Rockland Trust loaned a total of $19.7 million to the nursing home and the assisted-living center in 2013 to replace what Fuqua called “an extraordinarily complicated debt structure.” The loans now total about $14 million. Both facilities suffered during the pandemic and now need new roofs and other upgrades. Fuqua said the nursing home also has been contending with rapidly rising staffing costs while state MassHealth reimbursements aren’t keeping up. According to a consultant to Neville Communities, the assisted-living center is showing a gain of $66,000 a month and the nursing home is losing $48,000 monthly.

Financial matters

Both facilities also need to refinance loans. Asked for the bank’s reaction to the City Council order, Rockland Trust spokesperson Melissa Guimond said the bank “doesn’t comment on customer relationships.”

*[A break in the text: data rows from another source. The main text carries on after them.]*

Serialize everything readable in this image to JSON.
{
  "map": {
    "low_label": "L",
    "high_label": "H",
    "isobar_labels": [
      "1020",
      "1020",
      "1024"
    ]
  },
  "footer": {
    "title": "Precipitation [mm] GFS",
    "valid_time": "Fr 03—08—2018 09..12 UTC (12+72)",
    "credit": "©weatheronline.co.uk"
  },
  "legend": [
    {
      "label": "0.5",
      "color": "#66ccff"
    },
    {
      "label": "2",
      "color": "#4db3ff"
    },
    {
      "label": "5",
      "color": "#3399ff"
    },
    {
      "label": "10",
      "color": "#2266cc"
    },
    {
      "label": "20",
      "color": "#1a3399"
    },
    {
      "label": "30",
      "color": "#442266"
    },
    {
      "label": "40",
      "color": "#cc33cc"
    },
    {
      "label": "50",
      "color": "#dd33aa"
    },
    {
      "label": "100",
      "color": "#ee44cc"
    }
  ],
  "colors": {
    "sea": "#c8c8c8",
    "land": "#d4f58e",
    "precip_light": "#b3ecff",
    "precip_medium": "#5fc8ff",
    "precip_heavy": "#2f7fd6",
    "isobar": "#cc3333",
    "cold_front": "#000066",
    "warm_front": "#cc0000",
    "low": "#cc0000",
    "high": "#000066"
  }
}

The Affordable Housing Trust has agreed to give $5.7 million to Neville Place but cannot support the nursing home because it is not housing. Neville Center’s request for city funds was to include some money to pay down its loan. That is what city councillors objected to.

The loans are due Oct. 31. If the city wants to use its budgetary surplus, free cash, to help the nursing home, it would have to do so either this month or in October, assistant city manager for fiscal affairs Claire Brewer Spinner said.